Non, c'est le programme... (streaming)

L'INSTANT LYRIQUE d'Arturo Chacón-Cruz - Paris (Gaveau)

Par Christophe Rizoud | lun 05 Avril 2021 | Imprimer

En 2015 à Bad Kissingen, petite station thermale de Basse-Franconie qu’un festival de musique chaque été maintient sous respiration artificielle, Arturo Chacón-Cruz nous disait mettre un frein à des prises de rôles dommageables pour sa voix de ténor lyrique. Don José, Pollione, un peu, ça va. Trop, bonjour les dégâts ! « Il m’a semblé plus intelligent d’attendre. Je viens de changer d’agent et, en même temps, de projets. J’ai donc annulé ma participation aux quelques Carmen encore prévues. Passer trop vite du répertoire lyrique au répertoire dramatique peut être dangereux. L’exemple malheureux de plusieurs collègues m’a conforté dans ma décision. » Il trovatore, prévu alors l’année suivante, n'est finalement survenu qu’en février dernier à Las Palmas, salué d’une rumeur élogieuse sur les réseaux sociaux. Son Instant Lyrique à Paris, retransmis en streaming dans une salle Gaveau que les consignes sanitaires imposent vide, montre qu’il a eu raison. Sans mettre en péril ses moyens naturels, le ténor peut à présent passer à la vitesse supérieure.

On a longtemps comparé Arturo Chacón-Cruz à Rolando Villazon, sous prétexte de mêmes origines mexicaines et d’un Werther à Lyon chanté par le premier, mis en scène par le second. Erreur. C’est Ramon Vargas le modèle avoué, avec cependant pour l’aîné un passage par Rossini, indispensable pour développer une technique belcantiste qui, en Mantoue à Aix-en-Provence en 2014, faisait défaut au cadet. A quoi bon rouvrir une vieille blessure, dirait Hoffmann (qu’Arturo Chacón-Cruz chantait en début d’année à Barcelone et qu’il reprendra bientôt à Berlin). Dans les rôles plus dramatiques désormais à sa portée, la souplesse n’est pas la première qualité requise. Le timbre a conservé son rayonnement ombrageux, une impression de soleil noir – oxymore qu’il partage pour le coup avec Villazon plus que Vargas, mais surtout avec Placido Domingo, son mentor – Arturo Chacon-Cruz fut lauréat d’Operalia en 2005. La voix a désormais gagné en assise, en densité et en solidité dans le médium sans altération de son éclat dans l’aigu. Le chant, égal, s’écoule toujours naturel, habité ; le champ des rôles s’élargit peu à peu, tandis que d’autres s’éloignent, tel cet Oronte le mois dernier à Monaco, trop lyrique à présent (si tant est que la partition, de filiation belcantiste, se soit un jour exactement inscrite dans les cordes d’Arturo Chacon-Cruz).

Il faut hélas attendre la toute dernière partie du récital pour apprécier cette évolution. Chi va piano, va sano.
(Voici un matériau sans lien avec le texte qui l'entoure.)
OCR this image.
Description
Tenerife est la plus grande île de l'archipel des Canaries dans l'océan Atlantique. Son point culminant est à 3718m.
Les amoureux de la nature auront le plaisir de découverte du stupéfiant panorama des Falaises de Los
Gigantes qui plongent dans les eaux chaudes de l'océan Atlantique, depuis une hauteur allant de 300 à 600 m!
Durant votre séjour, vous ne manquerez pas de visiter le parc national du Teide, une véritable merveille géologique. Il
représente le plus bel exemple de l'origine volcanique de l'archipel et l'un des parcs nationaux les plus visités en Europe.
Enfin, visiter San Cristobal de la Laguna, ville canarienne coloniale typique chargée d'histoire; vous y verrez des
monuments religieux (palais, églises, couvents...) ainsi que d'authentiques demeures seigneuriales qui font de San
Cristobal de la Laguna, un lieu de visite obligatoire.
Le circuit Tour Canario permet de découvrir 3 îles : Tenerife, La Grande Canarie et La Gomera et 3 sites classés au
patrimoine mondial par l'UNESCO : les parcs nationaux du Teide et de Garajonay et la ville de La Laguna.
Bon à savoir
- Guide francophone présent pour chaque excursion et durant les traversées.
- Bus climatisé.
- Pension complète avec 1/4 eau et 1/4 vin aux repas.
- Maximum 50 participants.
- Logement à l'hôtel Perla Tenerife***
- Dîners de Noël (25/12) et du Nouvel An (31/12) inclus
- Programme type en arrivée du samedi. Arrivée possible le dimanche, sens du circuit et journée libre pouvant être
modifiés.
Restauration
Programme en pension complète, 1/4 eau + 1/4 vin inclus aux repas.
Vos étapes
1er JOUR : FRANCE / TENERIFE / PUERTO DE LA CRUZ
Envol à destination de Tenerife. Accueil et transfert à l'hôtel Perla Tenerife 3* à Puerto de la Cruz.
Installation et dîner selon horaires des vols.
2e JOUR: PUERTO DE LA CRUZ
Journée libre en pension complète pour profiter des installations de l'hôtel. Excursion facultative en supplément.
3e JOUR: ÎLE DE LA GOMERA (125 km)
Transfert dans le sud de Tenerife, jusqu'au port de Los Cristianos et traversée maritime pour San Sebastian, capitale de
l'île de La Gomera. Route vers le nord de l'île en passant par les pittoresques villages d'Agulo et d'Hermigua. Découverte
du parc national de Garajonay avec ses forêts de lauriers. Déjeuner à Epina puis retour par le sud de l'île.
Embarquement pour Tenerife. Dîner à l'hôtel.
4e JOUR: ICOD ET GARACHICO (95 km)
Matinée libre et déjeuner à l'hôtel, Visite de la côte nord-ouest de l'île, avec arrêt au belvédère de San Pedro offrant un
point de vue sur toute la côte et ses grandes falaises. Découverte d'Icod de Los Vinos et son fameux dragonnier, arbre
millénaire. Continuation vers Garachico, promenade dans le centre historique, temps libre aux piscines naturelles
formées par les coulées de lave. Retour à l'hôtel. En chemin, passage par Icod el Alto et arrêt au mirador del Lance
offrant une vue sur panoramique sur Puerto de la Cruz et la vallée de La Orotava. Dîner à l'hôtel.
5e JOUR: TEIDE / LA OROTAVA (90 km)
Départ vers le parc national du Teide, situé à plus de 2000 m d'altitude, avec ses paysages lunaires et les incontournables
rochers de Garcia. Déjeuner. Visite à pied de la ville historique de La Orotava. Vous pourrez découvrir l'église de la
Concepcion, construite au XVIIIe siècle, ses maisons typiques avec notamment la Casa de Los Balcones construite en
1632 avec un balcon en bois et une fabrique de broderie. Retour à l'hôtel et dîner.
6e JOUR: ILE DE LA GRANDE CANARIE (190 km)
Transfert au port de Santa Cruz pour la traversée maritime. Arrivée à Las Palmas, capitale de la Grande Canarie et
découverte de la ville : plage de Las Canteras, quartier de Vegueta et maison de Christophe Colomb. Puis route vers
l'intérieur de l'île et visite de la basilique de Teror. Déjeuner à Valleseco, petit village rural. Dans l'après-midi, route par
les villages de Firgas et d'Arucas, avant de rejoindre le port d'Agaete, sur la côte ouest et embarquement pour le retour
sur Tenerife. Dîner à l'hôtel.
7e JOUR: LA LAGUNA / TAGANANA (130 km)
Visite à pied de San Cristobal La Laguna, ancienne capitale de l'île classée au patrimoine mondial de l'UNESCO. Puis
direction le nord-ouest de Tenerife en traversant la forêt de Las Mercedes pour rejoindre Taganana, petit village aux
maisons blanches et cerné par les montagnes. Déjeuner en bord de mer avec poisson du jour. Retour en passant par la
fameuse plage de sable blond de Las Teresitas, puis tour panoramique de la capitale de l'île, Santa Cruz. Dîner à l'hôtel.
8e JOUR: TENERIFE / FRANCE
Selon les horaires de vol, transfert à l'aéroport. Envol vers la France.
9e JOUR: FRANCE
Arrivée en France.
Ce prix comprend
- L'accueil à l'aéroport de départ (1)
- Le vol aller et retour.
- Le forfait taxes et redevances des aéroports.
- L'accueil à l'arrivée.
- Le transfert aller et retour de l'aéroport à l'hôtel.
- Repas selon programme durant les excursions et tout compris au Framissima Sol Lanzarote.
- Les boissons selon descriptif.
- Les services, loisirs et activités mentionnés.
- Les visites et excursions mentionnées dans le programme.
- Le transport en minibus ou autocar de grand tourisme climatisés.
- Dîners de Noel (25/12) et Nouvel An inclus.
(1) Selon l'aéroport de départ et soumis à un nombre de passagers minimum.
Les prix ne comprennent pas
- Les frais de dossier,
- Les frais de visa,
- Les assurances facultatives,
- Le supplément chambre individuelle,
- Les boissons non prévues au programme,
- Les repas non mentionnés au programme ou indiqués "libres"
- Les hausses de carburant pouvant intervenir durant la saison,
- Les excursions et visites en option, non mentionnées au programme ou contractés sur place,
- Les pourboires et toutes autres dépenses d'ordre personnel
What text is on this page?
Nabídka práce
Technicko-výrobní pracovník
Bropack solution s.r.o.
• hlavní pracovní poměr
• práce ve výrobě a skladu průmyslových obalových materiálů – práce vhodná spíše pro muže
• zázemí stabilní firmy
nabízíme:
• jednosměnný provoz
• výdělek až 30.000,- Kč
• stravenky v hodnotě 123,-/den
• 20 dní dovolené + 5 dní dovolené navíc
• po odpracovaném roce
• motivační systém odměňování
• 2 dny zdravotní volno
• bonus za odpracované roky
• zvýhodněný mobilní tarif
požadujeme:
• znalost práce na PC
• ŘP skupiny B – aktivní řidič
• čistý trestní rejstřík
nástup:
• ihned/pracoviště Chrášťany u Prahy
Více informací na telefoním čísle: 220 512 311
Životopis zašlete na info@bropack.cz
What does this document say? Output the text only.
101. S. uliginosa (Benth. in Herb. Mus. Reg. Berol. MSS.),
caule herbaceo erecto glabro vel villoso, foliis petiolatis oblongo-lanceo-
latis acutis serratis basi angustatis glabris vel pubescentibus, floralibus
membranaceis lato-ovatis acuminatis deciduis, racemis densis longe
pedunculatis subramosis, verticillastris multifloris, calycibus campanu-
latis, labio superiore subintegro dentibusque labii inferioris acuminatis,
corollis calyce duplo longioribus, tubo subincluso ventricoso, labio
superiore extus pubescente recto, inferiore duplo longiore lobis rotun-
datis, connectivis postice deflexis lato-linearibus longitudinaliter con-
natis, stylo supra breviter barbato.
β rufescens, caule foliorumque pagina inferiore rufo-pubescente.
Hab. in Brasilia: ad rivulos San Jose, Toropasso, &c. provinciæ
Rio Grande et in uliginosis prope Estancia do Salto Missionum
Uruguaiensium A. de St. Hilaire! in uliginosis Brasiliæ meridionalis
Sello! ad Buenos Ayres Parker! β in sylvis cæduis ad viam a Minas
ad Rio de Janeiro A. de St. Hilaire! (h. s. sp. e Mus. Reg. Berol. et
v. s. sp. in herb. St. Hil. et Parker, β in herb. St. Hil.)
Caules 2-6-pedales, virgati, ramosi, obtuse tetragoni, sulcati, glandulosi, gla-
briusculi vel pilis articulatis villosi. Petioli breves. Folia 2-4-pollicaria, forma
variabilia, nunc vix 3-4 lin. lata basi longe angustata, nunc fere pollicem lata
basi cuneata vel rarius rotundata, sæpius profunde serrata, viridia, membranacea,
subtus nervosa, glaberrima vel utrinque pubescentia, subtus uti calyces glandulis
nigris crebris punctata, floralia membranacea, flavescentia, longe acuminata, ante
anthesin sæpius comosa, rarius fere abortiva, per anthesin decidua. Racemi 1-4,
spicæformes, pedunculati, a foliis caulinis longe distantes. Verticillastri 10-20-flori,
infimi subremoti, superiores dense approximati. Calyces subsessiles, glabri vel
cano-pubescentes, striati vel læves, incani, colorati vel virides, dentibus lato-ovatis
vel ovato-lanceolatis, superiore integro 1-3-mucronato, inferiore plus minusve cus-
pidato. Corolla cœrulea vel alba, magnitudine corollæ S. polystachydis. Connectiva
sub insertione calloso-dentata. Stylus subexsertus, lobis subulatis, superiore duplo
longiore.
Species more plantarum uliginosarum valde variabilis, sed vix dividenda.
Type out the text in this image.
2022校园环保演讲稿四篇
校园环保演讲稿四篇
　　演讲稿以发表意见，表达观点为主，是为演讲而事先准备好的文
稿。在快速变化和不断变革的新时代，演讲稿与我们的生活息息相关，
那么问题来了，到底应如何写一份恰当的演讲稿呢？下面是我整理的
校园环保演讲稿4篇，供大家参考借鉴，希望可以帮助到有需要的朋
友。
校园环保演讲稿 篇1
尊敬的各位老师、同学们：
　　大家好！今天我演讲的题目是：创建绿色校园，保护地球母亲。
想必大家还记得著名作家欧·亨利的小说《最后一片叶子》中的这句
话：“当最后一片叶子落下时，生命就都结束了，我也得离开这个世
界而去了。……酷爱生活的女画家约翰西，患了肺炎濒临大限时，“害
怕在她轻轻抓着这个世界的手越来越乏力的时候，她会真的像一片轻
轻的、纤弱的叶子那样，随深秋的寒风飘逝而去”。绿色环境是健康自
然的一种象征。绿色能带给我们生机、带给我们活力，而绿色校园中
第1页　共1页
Le ténor l’a appris à son avantage mais fallait-il appliquer une telle prudence à un programme complaisant ? A l’exception de « No puede ser » étreint avec une fougue toute latine, le crossover domine avant qu’enfin « Cielo e Mar » flamboie comme un soleil levant sur la Giudecca. Le concert est fini. Il y aura en bis un « Nessun dorma » étreint avec une ferveur dont la sincérité, dépourvue d’emphase, n’est pas la moindre des qualités. Pas d’effet de manche, pas de notes ostentatoires qui transformeraient le cri d’espoir du Prince en numéro de cirque. Bravo !

Momentum, le programme de promotion des jeunes talents, offre l’occasion de deux duos avec Sarah Blanch, soprano espagnole dont l’étoffe damassée évoque celles rares et précieuses qu’achetaient aux marchands syriens les républiques de Venise et de Gênes. Il y a là assurément un potentiel dont on a pu prendre la mesure au disque lors d’une récente Matilde di Shabran. Déjà cependant, la chanteuse semble s’éloigner des rivages rossiniens. Dans Linda di Chamounix, ce ne sont ni les figures de style, ni les variations qui emportent l’adhésion mais la longueur de la voix magnifiée par la conduite habile du chant. Alors pourquoi ce bis trop sage ? « O mio babbino caro » ne devrait être réservé qu’aux étudiantes du conservatoire ou aux chanteuses épuisées par de trop nombreux rappels. Serti dans l’écrin pianistique sculpté par les doigts habiles de Antoine Palloc, ces « merveilles », dixit Richard Plaza, le grand ordonnateur de l’Instant Lyrique, sont admirables mais auraient pu l’être davantage dans un programme plus audacieux.